There are many ways of laying eyes on somebody. And by this small action initiate a chain of reactions. As an experience, just walk down the street and pick a random person, make a short eye contact. 9 times out of 10 this person will either say hello, nod, or look away and pretend they didn't see you. Whatever the outcome is, you just initiated a relationship.


Many silent communications can be made through the eyes, trying shamelessly to send or read thoughts and, when the connection with the person is deep enough, succeeding.


Being stuck in an undesired conversation in a bar and sending a desperate S.O.S to a friend on the other side of the room, with just one look: "Save me." Listening to the non-sense of an unreliable C.E.O, barely able to contain the disdain and lack of respect that start coming out of every pore of the skin, and receiving from across the conference-room table a silent message from a manager, with just one look: "Don't go there." Hearing a new word in a conversation and not being able to make any sense of it and communicating, with just one look: "You lost me in translation."


Silent communications can be longer.
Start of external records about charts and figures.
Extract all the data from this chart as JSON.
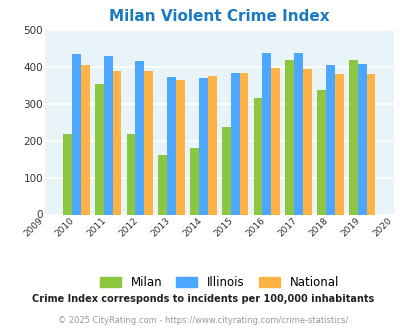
{
  "title": "Milan Violent Crime Index",
  "years": [
    2010,
    2011,
    2012,
    2013,
    2014,
    2015,
    2016,
    2017,
    2018,
    2019
  ],
  "milan": [
    218,
    352,
    218,
    160,
    180,
    237,
    315,
    418,
    338,
    418
  ],
  "illinois": [
    434,
    428,
    415,
    372,
    368,
    382,
    438,
    438,
    404,
    408
  ],
  "national": [
    405,
    387,
    387,
    365,
    375,
    383,
    396,
    394,
    380,
    379
  ],
  "colors": {
    "milan": "#8dc63f",
    "illinois": "#4da6ff",
    "national": "#ffb347"
  },
  "xlim": [
    2009,
    2020
  ],
  "ylim": [
    0,
    500
  ],
  "yticks": [
    0,
    100,
    200,
    300,
    400,
    500
  ],
  "background_color": "#e8f4f8",
  "grid_color": "#ffffff",
  "title_color": "#1a7abf",
  "title_fontsize": 11,
  "legend_labels": [
    "Milan",
    "Illinois",
    "National"
  ],
  "footnote1": "Crime Index corresponds to incidents per 100,000 inhabitants",
  "footnote2": "© 2025 CityRating.com - https://www.cityrating.com/crime-statistics/",
  "bar_width": 0.28
}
Loosing yourself in someone's eyes, pushing the limits of intimacy, when something needs to come out but there are no words to say it. Being at loss with words is often either the result of deep emotions or fear of hurting: "I can't say that to you, so I'm looking at you and hoping you understand." The risk is, in this situation, that 9 times out of 10 the person will misinterpret the look and use it to validate his/her own fears, hopes and emotions.


It was early on a Sunday morning; he jumped out of bed, mumbling something about work to do and people to meet. He got dressed, gave me a peck on the lips and walked out the door. I saw him leave, turn around, and look at me. I knew. I never saw him again. He broke my heart, with just one look.